We take a propeller flight (about 100 minutes) from Kiev to Uzhgorod that was surprisingly comfortable — even serving sandwiches and drinks. We stay at a huge hotel in the middle of town — probably had 450 rooms with only 50 people staying there as the tourist season ended over a month ago. The service was great — like everywhere in Ukraine. (in fact, one of the differences between Ukraine and Georgia was the service. Generally food was served quickly … and with a smile. People were very helpful … always going out of their way to be of service.)
The next day we head to Tiachiv
My translator is Edith – she is an English teacher in the local high school. She is Hungarian by background and speaks Hungarian, Ukrainian, Russian, and English fluently. She actually did not learn Ukrainian until in 1982 when she was 25. Her two boys, 15 and 13, love computers and the Internet. Her husband, who she married just one month after meeting him twenty years ago (“it was love at first site” she told me) works full time in Moscow because he cannot find an engineering job in Ukraine. He is only able to come home once every three months and takes a 2-day train ride to save cost.
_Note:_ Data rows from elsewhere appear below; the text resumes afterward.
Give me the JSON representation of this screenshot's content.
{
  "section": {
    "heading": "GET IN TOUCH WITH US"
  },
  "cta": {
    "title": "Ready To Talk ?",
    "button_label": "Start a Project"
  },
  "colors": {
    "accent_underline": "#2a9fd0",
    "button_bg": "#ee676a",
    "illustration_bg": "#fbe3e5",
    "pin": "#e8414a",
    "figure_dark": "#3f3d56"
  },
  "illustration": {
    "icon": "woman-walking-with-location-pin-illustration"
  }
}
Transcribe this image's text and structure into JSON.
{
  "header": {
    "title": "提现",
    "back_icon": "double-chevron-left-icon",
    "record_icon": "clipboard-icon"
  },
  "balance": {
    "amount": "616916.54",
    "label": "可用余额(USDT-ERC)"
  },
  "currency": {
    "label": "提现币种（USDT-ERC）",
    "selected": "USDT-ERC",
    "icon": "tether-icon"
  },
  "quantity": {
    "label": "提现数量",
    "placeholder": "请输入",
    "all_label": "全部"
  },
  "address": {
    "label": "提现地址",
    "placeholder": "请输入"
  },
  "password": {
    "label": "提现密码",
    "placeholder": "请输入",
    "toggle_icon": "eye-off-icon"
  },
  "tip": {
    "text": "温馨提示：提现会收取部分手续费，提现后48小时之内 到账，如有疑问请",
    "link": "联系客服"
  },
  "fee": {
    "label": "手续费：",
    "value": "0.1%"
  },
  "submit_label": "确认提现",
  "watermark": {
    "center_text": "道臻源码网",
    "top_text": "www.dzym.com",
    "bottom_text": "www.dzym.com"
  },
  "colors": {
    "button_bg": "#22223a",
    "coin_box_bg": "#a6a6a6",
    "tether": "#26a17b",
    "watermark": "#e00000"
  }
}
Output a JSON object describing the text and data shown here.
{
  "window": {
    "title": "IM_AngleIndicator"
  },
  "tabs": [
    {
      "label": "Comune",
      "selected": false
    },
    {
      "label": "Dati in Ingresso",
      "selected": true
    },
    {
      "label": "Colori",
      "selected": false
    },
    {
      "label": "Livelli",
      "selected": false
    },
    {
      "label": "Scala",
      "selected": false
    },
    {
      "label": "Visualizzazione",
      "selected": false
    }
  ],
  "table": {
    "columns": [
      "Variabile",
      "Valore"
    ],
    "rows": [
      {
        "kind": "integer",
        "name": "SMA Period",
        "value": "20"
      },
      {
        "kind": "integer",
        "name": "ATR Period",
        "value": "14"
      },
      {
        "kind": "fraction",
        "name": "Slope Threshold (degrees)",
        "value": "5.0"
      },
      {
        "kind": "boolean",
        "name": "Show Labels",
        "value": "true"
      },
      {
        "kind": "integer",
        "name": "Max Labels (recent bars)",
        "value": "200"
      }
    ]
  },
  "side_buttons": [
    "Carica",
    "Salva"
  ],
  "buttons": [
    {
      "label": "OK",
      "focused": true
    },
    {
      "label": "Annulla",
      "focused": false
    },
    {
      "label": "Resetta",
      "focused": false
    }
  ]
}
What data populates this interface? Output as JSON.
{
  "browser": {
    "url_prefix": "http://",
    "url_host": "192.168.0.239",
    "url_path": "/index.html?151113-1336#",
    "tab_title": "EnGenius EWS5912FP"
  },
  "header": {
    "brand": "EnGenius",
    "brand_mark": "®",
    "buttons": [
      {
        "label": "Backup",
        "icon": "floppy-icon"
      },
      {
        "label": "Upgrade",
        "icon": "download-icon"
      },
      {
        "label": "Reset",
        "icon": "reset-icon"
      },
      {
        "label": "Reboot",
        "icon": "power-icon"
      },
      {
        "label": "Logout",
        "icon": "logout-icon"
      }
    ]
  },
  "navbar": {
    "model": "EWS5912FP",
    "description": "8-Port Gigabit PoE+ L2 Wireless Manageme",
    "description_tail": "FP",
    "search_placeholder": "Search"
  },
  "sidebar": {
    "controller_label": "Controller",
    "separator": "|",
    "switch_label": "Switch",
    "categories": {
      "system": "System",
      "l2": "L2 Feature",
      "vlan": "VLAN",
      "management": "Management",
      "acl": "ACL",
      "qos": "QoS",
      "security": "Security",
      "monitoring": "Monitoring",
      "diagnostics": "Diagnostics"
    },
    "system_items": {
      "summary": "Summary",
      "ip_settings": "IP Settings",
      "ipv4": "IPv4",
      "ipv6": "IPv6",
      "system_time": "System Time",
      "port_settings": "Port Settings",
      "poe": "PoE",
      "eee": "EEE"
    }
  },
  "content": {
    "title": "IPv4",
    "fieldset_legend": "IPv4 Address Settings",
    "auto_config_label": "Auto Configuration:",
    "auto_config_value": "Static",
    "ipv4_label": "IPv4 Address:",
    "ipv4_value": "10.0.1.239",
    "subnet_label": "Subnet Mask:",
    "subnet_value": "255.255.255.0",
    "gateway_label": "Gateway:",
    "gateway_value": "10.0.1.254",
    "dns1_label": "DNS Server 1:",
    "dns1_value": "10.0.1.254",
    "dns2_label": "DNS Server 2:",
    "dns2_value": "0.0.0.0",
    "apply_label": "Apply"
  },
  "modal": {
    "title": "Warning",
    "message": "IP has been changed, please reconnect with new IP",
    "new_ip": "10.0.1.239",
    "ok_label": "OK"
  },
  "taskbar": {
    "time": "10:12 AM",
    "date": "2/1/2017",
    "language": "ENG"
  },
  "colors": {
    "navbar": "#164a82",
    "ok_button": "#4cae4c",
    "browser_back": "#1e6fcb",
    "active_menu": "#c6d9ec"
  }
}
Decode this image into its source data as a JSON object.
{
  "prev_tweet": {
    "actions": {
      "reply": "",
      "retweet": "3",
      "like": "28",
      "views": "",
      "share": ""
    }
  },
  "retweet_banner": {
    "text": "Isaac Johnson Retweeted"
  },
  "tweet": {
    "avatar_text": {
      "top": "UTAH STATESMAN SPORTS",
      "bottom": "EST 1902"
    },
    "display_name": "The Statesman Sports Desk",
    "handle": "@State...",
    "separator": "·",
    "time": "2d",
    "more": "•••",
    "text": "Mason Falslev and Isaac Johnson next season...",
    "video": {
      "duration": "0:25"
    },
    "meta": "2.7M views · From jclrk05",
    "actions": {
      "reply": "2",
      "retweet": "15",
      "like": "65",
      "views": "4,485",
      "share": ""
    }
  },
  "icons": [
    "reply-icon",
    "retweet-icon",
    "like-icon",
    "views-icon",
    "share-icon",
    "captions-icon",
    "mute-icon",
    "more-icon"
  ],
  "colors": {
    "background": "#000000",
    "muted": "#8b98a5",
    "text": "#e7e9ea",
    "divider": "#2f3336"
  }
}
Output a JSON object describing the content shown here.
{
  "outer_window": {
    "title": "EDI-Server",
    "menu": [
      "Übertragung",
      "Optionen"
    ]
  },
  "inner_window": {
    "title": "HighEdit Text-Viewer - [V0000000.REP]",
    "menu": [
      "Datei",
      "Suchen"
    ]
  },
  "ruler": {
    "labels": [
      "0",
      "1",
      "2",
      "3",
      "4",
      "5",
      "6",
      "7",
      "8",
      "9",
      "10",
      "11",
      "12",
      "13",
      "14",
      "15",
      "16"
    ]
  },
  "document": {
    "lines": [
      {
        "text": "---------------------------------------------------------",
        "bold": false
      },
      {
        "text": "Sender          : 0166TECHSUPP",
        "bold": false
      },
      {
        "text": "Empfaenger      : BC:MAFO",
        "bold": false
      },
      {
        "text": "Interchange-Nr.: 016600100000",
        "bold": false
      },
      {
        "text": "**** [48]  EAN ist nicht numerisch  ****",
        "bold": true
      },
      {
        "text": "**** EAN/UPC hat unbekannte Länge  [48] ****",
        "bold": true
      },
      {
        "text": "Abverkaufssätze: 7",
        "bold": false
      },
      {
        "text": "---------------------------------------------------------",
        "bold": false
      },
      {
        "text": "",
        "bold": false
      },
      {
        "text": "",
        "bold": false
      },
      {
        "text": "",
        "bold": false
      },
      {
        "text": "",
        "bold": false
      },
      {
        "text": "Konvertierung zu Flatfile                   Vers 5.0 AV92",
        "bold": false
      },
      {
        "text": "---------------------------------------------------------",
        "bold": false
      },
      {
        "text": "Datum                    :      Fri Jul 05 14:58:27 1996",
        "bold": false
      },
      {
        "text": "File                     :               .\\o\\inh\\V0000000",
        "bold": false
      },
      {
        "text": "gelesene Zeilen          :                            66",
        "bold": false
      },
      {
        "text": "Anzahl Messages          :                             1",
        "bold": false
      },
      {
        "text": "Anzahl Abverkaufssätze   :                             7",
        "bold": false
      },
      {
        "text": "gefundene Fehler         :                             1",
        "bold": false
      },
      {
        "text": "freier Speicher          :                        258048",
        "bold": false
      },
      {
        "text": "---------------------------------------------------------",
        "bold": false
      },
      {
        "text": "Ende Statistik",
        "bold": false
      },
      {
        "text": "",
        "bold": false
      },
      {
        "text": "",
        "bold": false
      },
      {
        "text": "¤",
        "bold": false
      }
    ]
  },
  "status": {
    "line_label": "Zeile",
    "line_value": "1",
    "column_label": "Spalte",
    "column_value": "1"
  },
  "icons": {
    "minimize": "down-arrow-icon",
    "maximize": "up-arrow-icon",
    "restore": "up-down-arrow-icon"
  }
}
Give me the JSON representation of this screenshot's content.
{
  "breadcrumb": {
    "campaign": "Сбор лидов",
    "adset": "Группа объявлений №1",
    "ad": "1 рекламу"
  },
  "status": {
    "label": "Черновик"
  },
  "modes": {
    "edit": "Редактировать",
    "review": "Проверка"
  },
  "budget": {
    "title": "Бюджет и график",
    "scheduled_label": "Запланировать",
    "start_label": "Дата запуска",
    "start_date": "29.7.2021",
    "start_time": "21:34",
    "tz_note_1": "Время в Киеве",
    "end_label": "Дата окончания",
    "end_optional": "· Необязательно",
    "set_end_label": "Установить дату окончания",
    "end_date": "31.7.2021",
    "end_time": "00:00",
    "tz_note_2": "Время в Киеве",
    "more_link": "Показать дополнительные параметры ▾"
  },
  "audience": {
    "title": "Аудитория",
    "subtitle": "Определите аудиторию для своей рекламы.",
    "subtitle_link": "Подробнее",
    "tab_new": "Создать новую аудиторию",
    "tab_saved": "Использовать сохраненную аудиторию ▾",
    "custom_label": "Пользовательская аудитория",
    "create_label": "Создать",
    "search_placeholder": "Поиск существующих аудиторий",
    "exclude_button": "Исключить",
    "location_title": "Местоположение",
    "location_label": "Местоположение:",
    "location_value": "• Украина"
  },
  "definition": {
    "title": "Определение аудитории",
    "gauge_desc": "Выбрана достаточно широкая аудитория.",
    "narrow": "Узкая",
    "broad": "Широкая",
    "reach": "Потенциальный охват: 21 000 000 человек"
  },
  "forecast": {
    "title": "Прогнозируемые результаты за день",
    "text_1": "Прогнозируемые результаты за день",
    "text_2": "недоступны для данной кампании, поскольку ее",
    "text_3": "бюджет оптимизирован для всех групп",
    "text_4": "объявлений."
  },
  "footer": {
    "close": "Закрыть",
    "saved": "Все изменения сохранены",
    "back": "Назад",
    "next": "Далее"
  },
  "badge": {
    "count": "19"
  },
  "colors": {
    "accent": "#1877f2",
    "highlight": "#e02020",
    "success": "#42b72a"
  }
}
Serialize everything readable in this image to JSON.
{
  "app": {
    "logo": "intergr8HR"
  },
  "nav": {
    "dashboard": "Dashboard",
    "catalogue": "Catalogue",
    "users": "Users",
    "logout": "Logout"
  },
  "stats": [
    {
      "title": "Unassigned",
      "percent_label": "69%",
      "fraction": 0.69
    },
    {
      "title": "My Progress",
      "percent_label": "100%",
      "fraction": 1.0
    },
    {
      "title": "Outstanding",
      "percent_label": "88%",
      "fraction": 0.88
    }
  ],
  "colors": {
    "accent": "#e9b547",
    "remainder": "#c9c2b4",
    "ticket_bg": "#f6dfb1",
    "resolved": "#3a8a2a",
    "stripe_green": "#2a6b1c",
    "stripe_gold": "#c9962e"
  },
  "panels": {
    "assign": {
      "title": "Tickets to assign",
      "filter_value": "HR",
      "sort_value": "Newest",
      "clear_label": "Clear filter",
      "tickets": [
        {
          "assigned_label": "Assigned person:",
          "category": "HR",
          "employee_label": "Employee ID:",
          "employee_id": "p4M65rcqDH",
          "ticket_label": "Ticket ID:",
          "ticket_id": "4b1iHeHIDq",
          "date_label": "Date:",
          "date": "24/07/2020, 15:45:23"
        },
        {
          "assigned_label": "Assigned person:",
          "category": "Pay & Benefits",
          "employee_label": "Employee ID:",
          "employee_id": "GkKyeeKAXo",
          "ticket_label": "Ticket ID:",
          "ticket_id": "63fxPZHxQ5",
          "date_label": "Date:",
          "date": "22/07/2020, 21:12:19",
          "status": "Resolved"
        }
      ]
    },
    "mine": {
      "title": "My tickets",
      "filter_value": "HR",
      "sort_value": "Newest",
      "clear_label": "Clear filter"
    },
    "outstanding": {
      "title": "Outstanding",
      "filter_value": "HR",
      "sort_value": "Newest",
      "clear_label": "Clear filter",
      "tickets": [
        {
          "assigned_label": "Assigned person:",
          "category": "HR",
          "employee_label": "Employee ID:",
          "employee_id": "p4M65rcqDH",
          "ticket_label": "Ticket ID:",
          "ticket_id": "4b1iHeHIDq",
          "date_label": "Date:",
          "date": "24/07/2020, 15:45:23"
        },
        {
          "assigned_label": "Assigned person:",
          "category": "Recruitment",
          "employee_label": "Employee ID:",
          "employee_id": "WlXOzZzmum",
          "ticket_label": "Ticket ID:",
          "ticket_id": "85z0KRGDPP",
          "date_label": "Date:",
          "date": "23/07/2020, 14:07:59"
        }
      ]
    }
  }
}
Our driver is Yuri — 24 years old and has a great stereo system in his car. He is saving money so he can go to law school (both his parents are local lawyers).
We stay at a local hotel — almost like a bed and breakfast. The rooms where clean and well-kept and service was again friendly. In Tiachiv we meet with local election officials and visit the polling places ahead of election day. There is very little evidence of any campaigning anywhere in Ukraine even though the election is hotly contested. We ask questions about what is happening on the round and we look around for ourselves. Since both our driver and interpreter are from the area, we have little trouble getting around.
Election Day — October 31, 2004
I’m at polling station #89 — the hustle and bustle of hundreds of Ukrainians exercising their democratic right. A dog enters the polling station … it is a skinny white dog with black spots .. I think it wants to vote.
Everyone has hats and coats … it is chilly .. Everyone is in good cheer.
A nice woman just sat down next to me — she is an English teacher in the town of Rachiv and we talk. She mentions that her husband is a businessman and owns two of the local hotels and asks why I am not staying there. I mention that we are staying in Tiachiv but I’m impressed at her capitalist instincts as she is trying to get more sales.
I notice there is a disc ball hanging from the ceiling … we must be in some sort of dance hall … my kind of place.
We head to a poling station in a small church and now we are in a basketball gym in a remote village. Flowers are everywhere — on the polling booths, hanging from the basketball hoops, and on the windows. It is 11:15 am and it is already the fifth polling place we visited.
The ballot boxes are clear so as to prevent fraud. I watch an old man who’s job it is to tally everyone who votes. You can tell he takes his job really seriously.
Little kids come to vote with their parents. Many take the ballots from their daddy or mommy and place it into the ballot box. Kids are learning democracy from an early age. And they start early.
We are invited by the chair of the polling station — a nice old lady, a pensioner and former schoolteacher — for lunch. She is sweet but absolutely insistent. We cannot refuse. First she toasts us with some champagne that is really sweet. She shoves salami sandwiches at us and I gladly eat. One the way out she gives me a big hug and bigger kiss — a truly wonderful grandmother.
We went to the school where my translator works as an English teacher. We waited outside while she voted and then afterwards went inside and observed, By 3pm 1800 of the 3100 precinct voters had already cast their ballots — and the polls do not close until 8pm.
We soon follow a mobile ballot box around to the homes of people too sick to go to the polls. Most of these are very old people who grew up under Stalin — but they still want to practice their democratic right even though many are frail.
We are at our last polling station and reading to watch the count there. It is 7:59 pm and a man comes rushing in … eager to cast his ballot before the polls close. All the polling commission claps their ends and everyone erupts with laughter. The last person in polling station #25 votes.